Paleontology is the study of prehistoric life forms and ecosystems through geological formations like fossils. Paleontologists often split their time between excavating fossils in the field and analyzing them in the lab. Some paleontologists focus on the remains of organisms, including teeth, bones and shells, while others examine trace fossils, such as the imprints of leaves or footprints from animals. Paleontologists use this information to better understand the Earth's past, learning how fossils form, how long past organisms have aged and how ancient species developed and became extinct. As a paleontologist, you need a solid background in both biology and geology, coupled with strong statistical and computer skills.

Career Options

According to the Paleontological Research Institution, the majority of professional paleontologists are employed in academia as geology or paleontology professors (www.museumoftheearth.org). You might also find employment with natural history museums, which may involve working in education as a curator, researcher or consultant. You might also work as a geologist with government agencies involved in mapping or solving geological problems, such as the U.S. Geological Survey.

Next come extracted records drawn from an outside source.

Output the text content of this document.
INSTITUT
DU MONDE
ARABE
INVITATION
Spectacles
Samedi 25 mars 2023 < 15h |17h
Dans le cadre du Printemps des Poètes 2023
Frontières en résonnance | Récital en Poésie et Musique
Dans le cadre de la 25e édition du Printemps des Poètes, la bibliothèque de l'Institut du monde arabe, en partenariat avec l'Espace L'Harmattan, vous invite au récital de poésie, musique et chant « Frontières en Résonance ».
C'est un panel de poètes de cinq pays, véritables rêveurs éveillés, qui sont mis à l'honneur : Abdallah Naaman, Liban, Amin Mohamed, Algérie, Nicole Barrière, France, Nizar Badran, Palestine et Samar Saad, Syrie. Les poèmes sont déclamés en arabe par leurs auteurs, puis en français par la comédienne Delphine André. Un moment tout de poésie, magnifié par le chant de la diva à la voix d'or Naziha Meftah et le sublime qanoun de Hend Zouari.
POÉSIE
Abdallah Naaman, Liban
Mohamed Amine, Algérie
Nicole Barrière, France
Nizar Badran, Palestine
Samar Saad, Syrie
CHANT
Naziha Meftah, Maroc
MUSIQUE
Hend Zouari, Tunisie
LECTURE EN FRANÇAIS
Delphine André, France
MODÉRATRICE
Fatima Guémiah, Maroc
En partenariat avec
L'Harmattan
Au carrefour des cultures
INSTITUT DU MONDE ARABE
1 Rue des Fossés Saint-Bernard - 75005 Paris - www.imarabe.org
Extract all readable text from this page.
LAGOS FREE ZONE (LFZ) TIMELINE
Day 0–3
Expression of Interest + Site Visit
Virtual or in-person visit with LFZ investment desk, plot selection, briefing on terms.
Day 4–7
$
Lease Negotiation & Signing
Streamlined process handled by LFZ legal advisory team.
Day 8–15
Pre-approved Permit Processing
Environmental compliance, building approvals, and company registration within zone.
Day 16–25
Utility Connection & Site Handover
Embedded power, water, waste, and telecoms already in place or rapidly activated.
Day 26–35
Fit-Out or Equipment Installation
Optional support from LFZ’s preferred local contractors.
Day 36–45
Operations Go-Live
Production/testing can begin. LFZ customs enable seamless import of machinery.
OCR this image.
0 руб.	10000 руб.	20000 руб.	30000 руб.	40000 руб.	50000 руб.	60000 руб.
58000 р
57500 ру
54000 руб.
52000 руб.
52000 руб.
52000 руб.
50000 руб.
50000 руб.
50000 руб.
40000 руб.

Employment and Salary Information

The U.S. Bureau of Labor Statistics (BLS) forecast faster-than-average growth in jobs nationwide for geoscientists and hydrologists, as well as postsecondary teachers between 2012 and 2022. Those with graduate degrees will have the best job opportunities; however, tenure-track positions for college or university professors are generally more competitive than non-tenure track positions. As of May 2012, the median annual salary for geoscientists, including paleontologists, was $90,890, with the top 75% earning more than $130,000, as reported by the BLS (www.bls.gov).

How Can I Become a Paleontologist?

Undergraduate Programs

Undergraduate degree programs in paleontology are not currently offered in the United States. If you're seeking a career within the field of paleontology, you'll begin by completing a bachelor's degree program in biology or geology. Many schools offer paleontology as a concentration within their geosciences and biological sciences departments.

If you follow a paleontology track, you take core courses in chemistry, mathematics, geology, biology and physics. Advanced coursework generally includes topics in vertebrate and invertebrate paleontology, evolutionary biology, sedimentology and field methodology, some of which may be taken through online paleontology courses.

Graduate Programs

Most paleontologist positions in research and academia require graduate-level education. Graduate degrees in paleontology are rare, with only a few master's and doctoral degree programs offered in paleontology nationwide. However, graduate degrees in geology and biology are widely available, with many schools offering concentrations in paleontology and its sub-specialties, such as paleobotany, paleobiology and paleoclimatology.

If you have sufficient undergraduate coursework and training, you may choose to enter directly into a doctoral program, which takes between 6-8 years to complete without a master's degree. Otherwise, the typical path is to complete a 2-year master's degree program before pursuing a doctorate degree. A graduate degree in museum studies can also prepare you for research and educational careers in museums.